Infrastructure
Software-as-a-Service can make healthcare organizations more efficient
April 30, 2021
The COVID-19 pandemic has quickly transformed how Canadian healthcare organizations deliver IT services to their employees, suppliers and partners. In 2018, Statistics Canada reported that less than 10 percent of Canadian employees worked from home once or twice a week. By mid-2020 that figure had grown to 40 percent.
While some healthcare workers like nurses, doctors and clinicians still must be on-site most of the time, administrative and IT staff are working from home more frequently.
This means hospital IT staff are challenged to protect and back up information that’s more distributed than before.
Pre-pandemic, with almost all employees working from a central site, or several closely connected sites, IT administrators could perform data backup and protection at one central data centre. Now, with employees working from home on laptops outside a healthcare organization’s own network, it’s a bigger challenge.
COVID-19 has also made it more difficult for Canadian healthcare organizations to run their data centres. Lockdowns and social distancing mean it’s not feasible to have as many employees physically in a data centre as you could pre-pandemic. This makes it tougher to perform upgrades, add capacity and manage data storage, backup and protection.
Fortunately, Software-as-a-Service (SaaS) backup and protection solutions are allowing Canadian healthcare organizations to extend their reach beyond the data centre. Cloud-based SaaS offerings can reduce the pressure on overworked data centre teams and allow hospitals and clinics to focus more of their resources on what they do best – frontline healthcare.
Below are some of the top benefits organizations shifting to a SaaS-based data backup and protection solution can realize.
Scalability and flexibility: SaaS backup solutions allow you to add or reduce capacity with the click of a button. IT staff don’t have to make a hardware purchase, wait for the purchased equipment to arrive on site, rack it up, install the software and test it before it’s ready to go, as they would with a traditional data centre solution.
With SaaS backup, they can add capacity in minutes rather than weeks. And administrators don’t have to worry about having extra backup capacity that’s not being used. With a SaaS solution, healthcare organizations can scale their backup and storage to their exact needs and pay for only what they consume.
Simplicity: A well-designed SaaS backup and protection solution can give you a single-pane-of-glass view into your entire data environment, including public cloud, private cloud, on-premises and O365. In fact, organizations that switch to SaaS backup and protection can expect to realize savings of between 30 percent and 45 percent in administrative time and management.
Having a single view over the entire enterprise backup and protection environment has become especially important because of data becoming more dispersed as a result of the pandemic. More data is moving closer to the network edge. By 2023, IDC predicts 60 percent of data will reside at the edge. With SaaS, administrators can backup and protect edge data as easily as they backup and protect data anywhere else on their network.
Cost: In a traditional data centre environment, if a hospital wants to add storage or backup capacity, it needs to budget for significant up-front expenses including hardware and software and get board approval for the project. With SaaS backup there’s no big capital expenditure – just a simple monthly recurring fee, backed by a service level agreement.
Security: Ransomware attacks continue to grow. With more people working remotely, Bitdefender’s Mid-Year Threat Landscape Report 2020 said ransomware attacks had increased more than 700 percent year over year. Enterprise ransomware costs are also growing – from an average of US$2 million per endpoint breach in 2018 to US$9 million in 2019, according to the Ponemon Institute.

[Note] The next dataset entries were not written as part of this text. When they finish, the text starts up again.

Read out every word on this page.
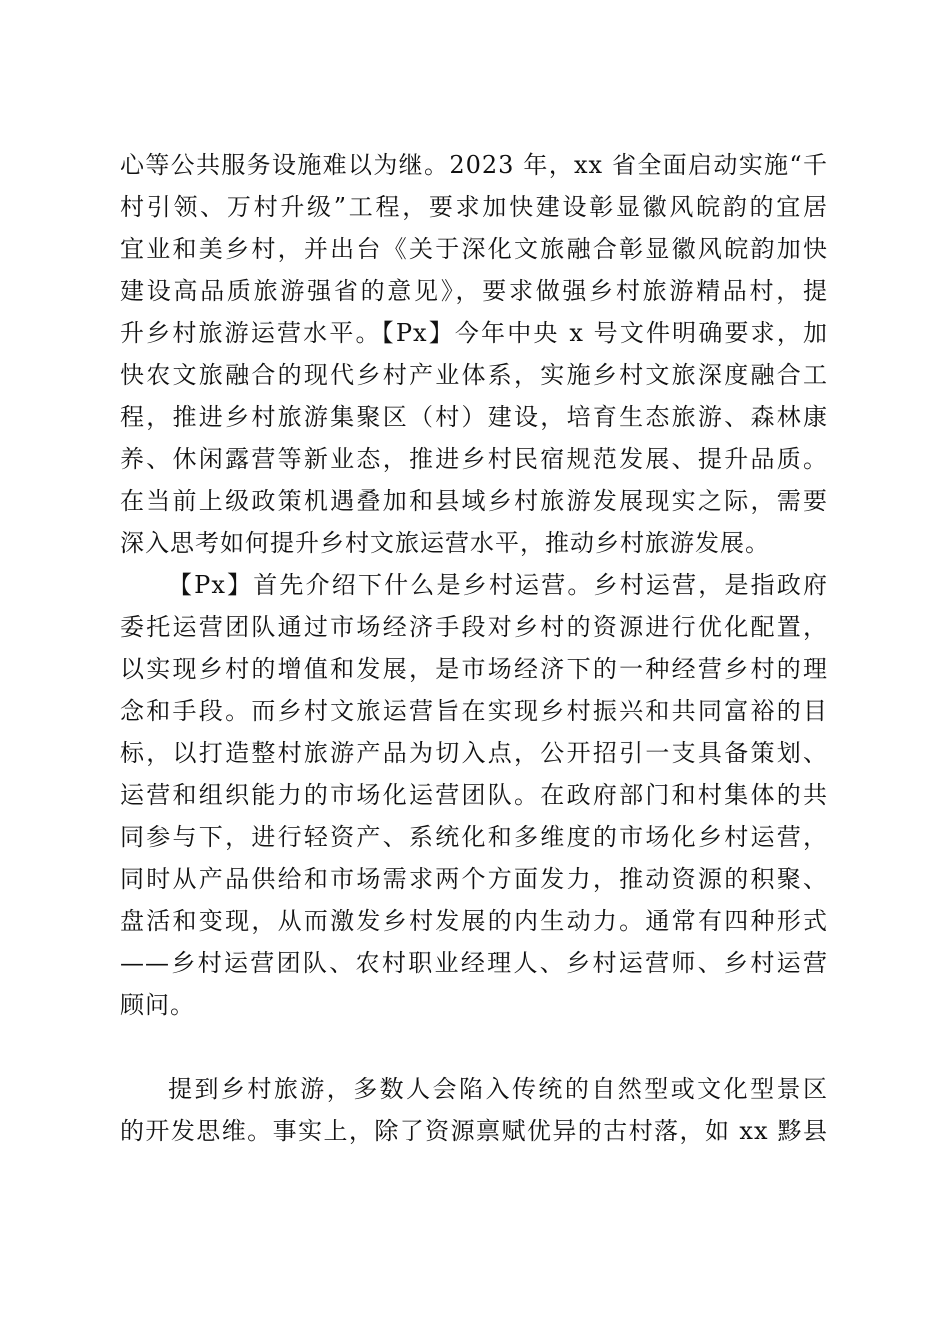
心等公共服务设施难以为继。2023 年，xx 省全面启动实施“千
村引领、万村升级”工程，要求加快建设彰显徽风皖韵的宜居
宜业和美乡村，并出台《关于深化文旅融合彰显徽风皖韵加快
建设高品质旅游强省的意见》，要求做强乡村旅游精品村，提
升乡村旅游运营水平。【Px】今年中央 x 号文件明确要求，加
快农文旅融合的现代乡村产业体系，实施乡村文旅深度融合工
程，推进乡村旅游集聚区（村）建设，培育生态旅游、森林康
养、休闲露营等新业态，推进乡村民宿规范发展、提升品质。
在当前上级政策机遇叠加和县域乡村旅游发展现实之际，需要
深入思考如何提升乡村文旅运营水平，推动乡村旅游发展。
【Px】首先介绍下什么是乡村运营。乡村运营，是指政府
委托运营团队通过市场经济手段对乡村的资源进行优化配置，
以实现乡村的增值和发展，是市场经济下的一种经营乡村的理
念和手段。而乡村文旅运营旨在实现乡村振兴和共同富裕的目
标，以打造整村旅游产品为切入点，公开招引一支具备策划、
运营和组织能力的市场化运营团队。在政府部门和村集体的共
同参与下，进行轻资产、系统化和多维度的市场化乡村运营，
同时从产品供给和市场需求两个方面发力，推动资源的积聚、
盘活和变现，从而激发乡村发展的内生动力。通常有四种形式
——乡村运营团队、农村职业经理人、乡村运营师、乡村运营
顾问。
提到乡村旅游，多数人会陷入传统的自然型或文化型景区
的开发思维。事实上，除了资源禀赋优异的古村落，如 xx 黟县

An effective cloud-based SaaS solution allows IT teams to protect their data no matter where it resides – on-premises, at an off-site data centre or on an employee laptop. It also encrypts data travelling across the network and ensures data can be accessed only by authorized users.
For Canadian healthcare organizations, data sovereignty is a must. Patient data is not allowed to be stored outside the country, so making sure your SaaS backup and protection partner has in-country data centres is important.
A SaaS-based backup and protection solution managed by a company with a background in data management and security can significantly reduce the budget and time constraints faced by healthcare IT teams.
Bassam Hemdan is Vice President Canada and LATAM for data protection and management leader Commvault and Metallic SaaS.